Home builder sentiment improved by one point to a level of 68 in September. Current sales conditions improved to a level of 75, sales expectations for the next six months dropped one point to a level of 70, and buyer foot traffic was unchanged at a level of 50. Home buyers have faced lack of available homes for sale over much of the past few years, specifically entry-level homes. Economist Doug Duncan explained entry-level buyers may be in luck in the coming year, since, “refreshingly, in the absence of existing stock, home builders appear to be increasingly focused on entry-level homes, as the median square footage of new single-family construction fell 4.3% in the second quarter.”
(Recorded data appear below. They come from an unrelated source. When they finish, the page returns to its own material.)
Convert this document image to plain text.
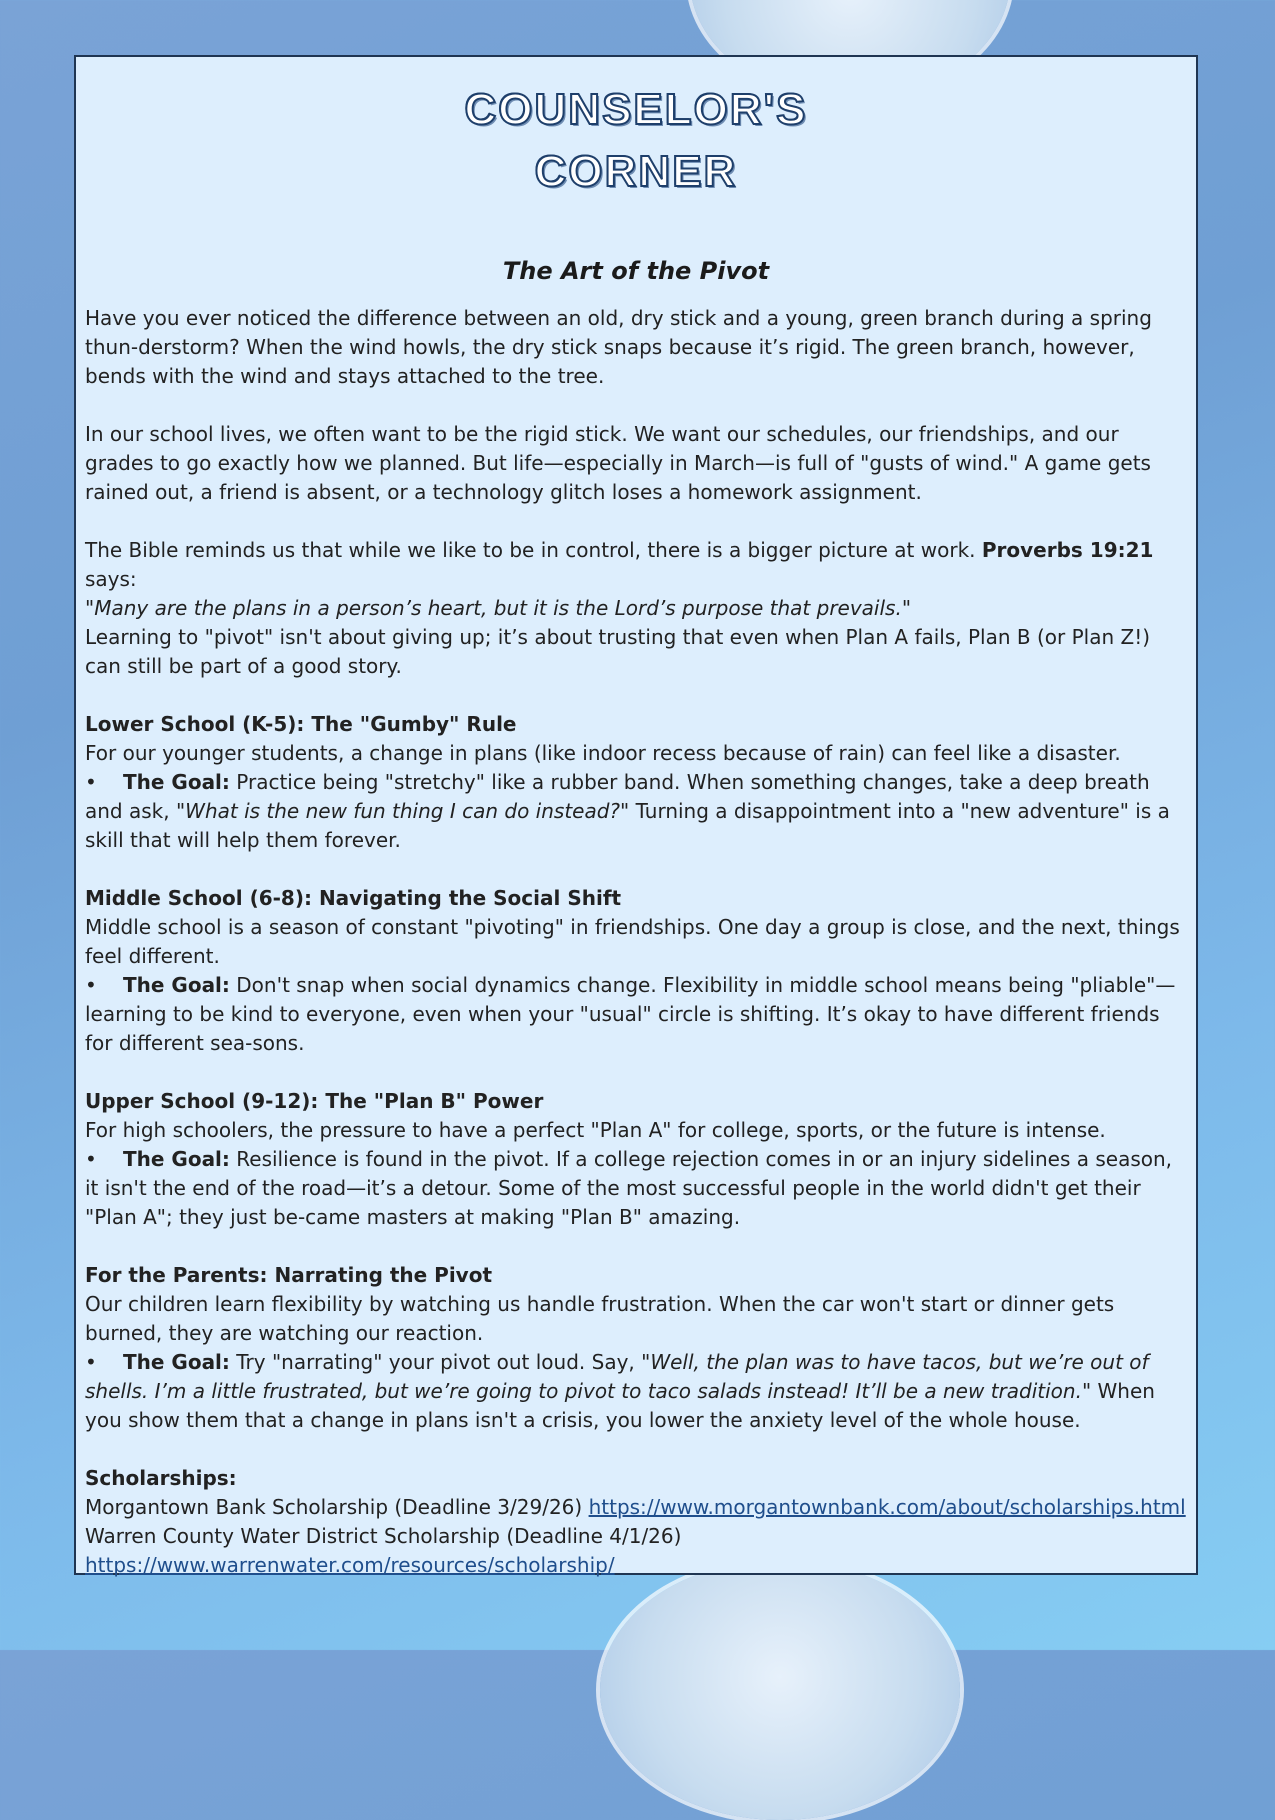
COUNSELOR'S
CORNER
The Art of the Pivot

Have you ever noticed the difference between an old, dry stick and a young, green branch during a spring thun-derstorm? When the wind howls, the dry stick snaps because it’s rigid. The green branch, however, bends with the wind and stays attached to the tree.

In our school lives, we often want to be the rigid stick. We want our schedules, our friendships, and our grades to go exactly how we planned. But life—especially in March—is full of "gusts of wind." A game gets rained out, a friend is absent, or a technology glitch loses a homework assignment.

The Bible reminds us that while we like to be in control, there is a bigger picture at work. Proverbs 19:21 says:
"Many are the plans in a person’s heart, but it is the Lord’s purpose that prevails."
Learning to "pivot" isn't about giving up; it’s about trusting that even when Plan A fails, Plan B (or Plan Z!) can still be part of a good story.
Lower School (K-5): The "Gumby" Rule
For our younger students, a change in plans (like indoor recess because of rain) can feel like a disaster.
• The Goal: Practice being "stretchy" like a rubber band. When something changes, take a deep breath and ask, "What is the new fun thing I can do instead?" Turning a disappointment into a "new adventure" is a skill that will help them forever.
Middle School (6-8): Navigating the Social Shift
Middle school is a season of constant "pivoting" in friendships. One day a group is close, and the next, things feel different.
• The Goal: Don't snap when social dynamics change. Flexibility in middle school means being "pliable"—learning to be kind to everyone, even when your "usual" circle is shifting. It’s okay to have different friends for different sea-sons.
Upper School (9-12): The "Plan B" Power
For high schoolers, the pressure to have a perfect "Plan A" for college, sports, or the future is intense.
• The Goal: Resilience is found in the pivot. If a college rejection comes in or an injury sidelines a season, it isn't the end of the road—it’s a detour. Some of the most successful people in the world didn't get their "Plan A"; they just be-came masters at making "Plan B" amazing.
For the Parents: Narrating the Pivot
Our children learn flexibility by watching us handle frustration. When the car won't start or dinner gets burned, they are watching our reaction.
• The Goal: Try "narrating" your pivot out loud. Say, "Well, the plan was to have tacos, but we’re out of shells. I’m a little frustrated, but we’re going to pivot to taco salads instead! It’ll be a new tradition." When you show them that a change in plans isn't a crisis, you lower the anxiety level of the whole house.
Scholarships:
Morgantown Bank Scholarship (Deadline 3/29/26) https://www.morgantownbank.com/about/scholarships.html
Warren County Water District Scholarship (Deadline 4/1/26) https://www.warrenwater.com/resources/scholarship/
Housing starts and building permits each saw increases in August, supporting improved home builder sentiment. Housing starts surged 12.3% to a seasonally adjusted annual rate of 1.364 million, a 12-year high. Annually, starts are up 6.6%. Building permits jumped 4.5% to a seasonally adjusted annual rate of 866,000 units. Although mortgage rates have trended lower, builders are still dealing with labor and land shortages, impacting growth.
Existing home sales or resales increased 1.3% month-over-month in August to a seasonally adjusted rate of 5.49 million. Annually, sales increased 2.6%, the second month of increases after sixteen straight months of annual declines. This month’s data suggests the housing market may be turning around, possibly spurred by lower mortgage rates. National Association of Realtors chief economist, Lawrence Yun, commented, “having the mortgage rate low for several consecutive months is enticing buyers back into the market.”
The Fed’s September statement did not differ greatly from the Fed’s July statement. One notable change was that household spending is “rising at a strong pace” but “business fixed investment and exports have weakened.” Lower mortgage rates and more home building activity could mean a busy fall home buying season.